Following hearing the case of CS v ACS & Anor  EWHC 1005 (fam) the President of the Family division declared Paragraph 14.1 of Practice Direction 30A to be ultra vires, the reason being that the rule conflicts with Section 31F (6) of the Matrimonial and Family Proceedings Act 1984 (MFPA).
This case concerned a wife’s application to set aside a final order in financial remedies proceedings, which was made by consent. She sought to set aside the final order on the basis that the husband had failed to disclose material assets. The father opposed the application itself, but significantly he put the case that an appeal was the only way in which a consent order could be challenged.
Paragraph 14.1 of Practice Direction 30A states:
“The rules in Part 30 and the provisions of this Practice Direction apply to appeals relating to orders made by consent in addition to orders which are not made by consent. An appeal is the only way in which a consent order can be challenged.”

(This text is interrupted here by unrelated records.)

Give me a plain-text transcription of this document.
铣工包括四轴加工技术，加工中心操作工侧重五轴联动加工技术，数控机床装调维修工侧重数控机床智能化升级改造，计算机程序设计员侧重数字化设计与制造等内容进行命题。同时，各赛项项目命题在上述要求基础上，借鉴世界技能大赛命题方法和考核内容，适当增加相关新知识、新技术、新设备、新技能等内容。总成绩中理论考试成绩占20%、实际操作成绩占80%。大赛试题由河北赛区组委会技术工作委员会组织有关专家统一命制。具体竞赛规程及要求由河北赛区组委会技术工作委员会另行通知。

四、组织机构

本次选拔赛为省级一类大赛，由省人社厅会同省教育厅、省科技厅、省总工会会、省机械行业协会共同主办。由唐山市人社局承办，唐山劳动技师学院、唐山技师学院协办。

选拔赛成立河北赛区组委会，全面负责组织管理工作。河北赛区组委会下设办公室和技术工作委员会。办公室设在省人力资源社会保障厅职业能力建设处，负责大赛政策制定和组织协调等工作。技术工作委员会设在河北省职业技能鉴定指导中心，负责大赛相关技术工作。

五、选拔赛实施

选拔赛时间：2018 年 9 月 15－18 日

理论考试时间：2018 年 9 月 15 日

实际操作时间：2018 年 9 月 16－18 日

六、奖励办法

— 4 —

Section 31 of the MFPA was varied by Schedule 10 of the Crime and Courts Act 2013, providing for the establishment of the Central Family Court. Section 31F (6) states:
The family court has power to vary, suspend, rescind or revive any order made by it, including
(a) power to rescind an order and re-list the application on which it was made
(b) power to replace an order which for any reason appears to be invalid by
another which the court has power to make, and
(c) power to vary an order with effect from when it was originally made
Hershman and McFarlane say: (pages E30-32)
"An appeal should usually be lodged to challenge any order of the Family Court that is expressed to be a final order. A first instance court has a limited power to order the rehearing of a matter when the order made was on the basis of some false information. A review or rehearing may be by the original tribunal. The basis for a rehearing by the same tribunal is the same whether the decision was made by a judge or district judge.

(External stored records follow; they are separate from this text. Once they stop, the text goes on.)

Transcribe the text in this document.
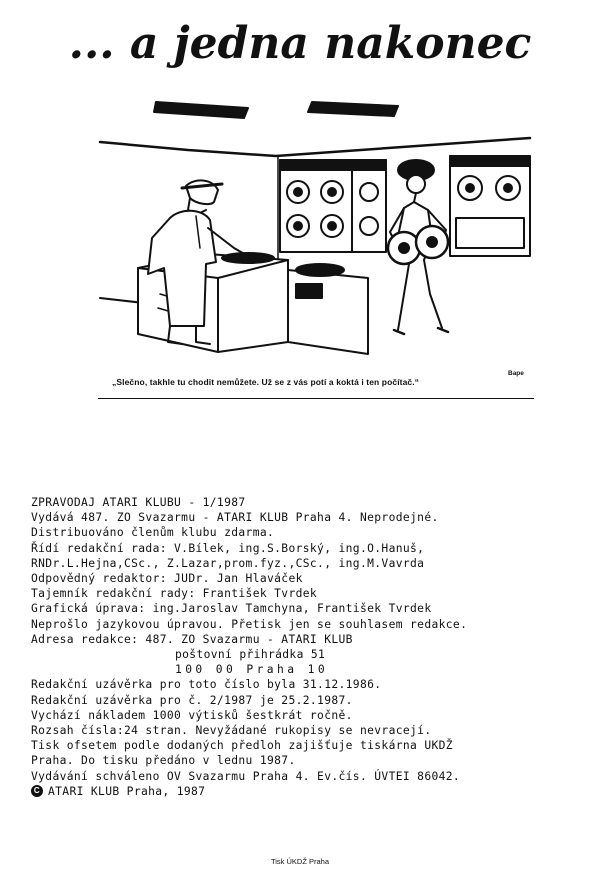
... a jedna nakonec
„Slečno, takhle tu chodit nemůžete. Už se z vás potí a koktá i ten počítač.“
Bape
ZPRAVODAJ ATARI KLUBU - 1/1987
Vydává 487. ZO Svazarmu - ATARI KLUB Praha 4. Neprodejné.
Distribuováno členům klubu zdarma.
Řídí redakční rada: V.Bílek, ing.S.Borský, ing.O.Hanuš,
RNDr.L.Hejna,CSc., Z.Lazar,prom.fyz.,CSc., ing.M.Vavrda
Odpovědný redaktor: JUDr. Jan Hlaváček
Tajemník redakční rady: František Tvrdek
Grafická úprava: ing.Jaroslav Tamchyna, František Tvrdek
Neprošlo jazykovou úpravou. Přetisk jen se souhlasem redakce.
Adresa redakce: 487. ZO Svazarmu - ATARI KLUB
poštovní přihrádka 51
100 00 Praha 10
Redakční uzávěrka pro toto číslo byla 31.12.1986.
Redakční uzávěrka pro č. 2/1987 je 25.2.1987.
Vychází nákladem 1000 výtisků šestkrát ročně.
Rozsah čísla:24 stran. Nevyžádané rukopisy se nevracejí.
Tisk ofsetem podle dodaných předloh zajišťuje tiskárna UKDŽ
Praha. Do tisku předáno v lednu 1987.
Vydávání schváleno OV Svazarmu Praha 4. Ev.čís. ÚVTEI 86042.
C ATARI KLUB Praha, 1987
Tisk ÚKDŽ Praha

A number of the authorities in this section were decided under the previous rules, namely CCR 1981, Ord 37 and RSC 1965, Ord 59. The Family Court now has its own powers to vary, suspend, rescind or revive an order made by it. The extent to which the authorities which were decided under the earlier rules will continue to apply will need to be determined"
The conflict is clear; do litigants need to lodge an appeal or make an application for revocation or variation? The Statue suggests both options are open
Clearly appealing requires permission of the court, but an application to vary or revoke an order does not require permission and thus there are serious implications. It may be that client’s with legal aid, in care proceedings for example, are able to rely on Section 31(F)(6) to apply to revoke a care order, instead of jumping through the hoops, both legal and financial, that they would have to do so in order to lodge an appeal.
When giving judgement in CS v ACS & Anor  EWHC 1005 the president expressed dismay at the unsatisfactory situation, but acknowledged that the Statute must take precedence over the Rules and Practice Directions. He considered the final report of the Financial Remedies Working Group (15 December 2014) and whilst he suggested that the Working group would need to consider what can be solved by a Rule or Practice Direction, in his final remark he alluded to a change in primary legislation being required.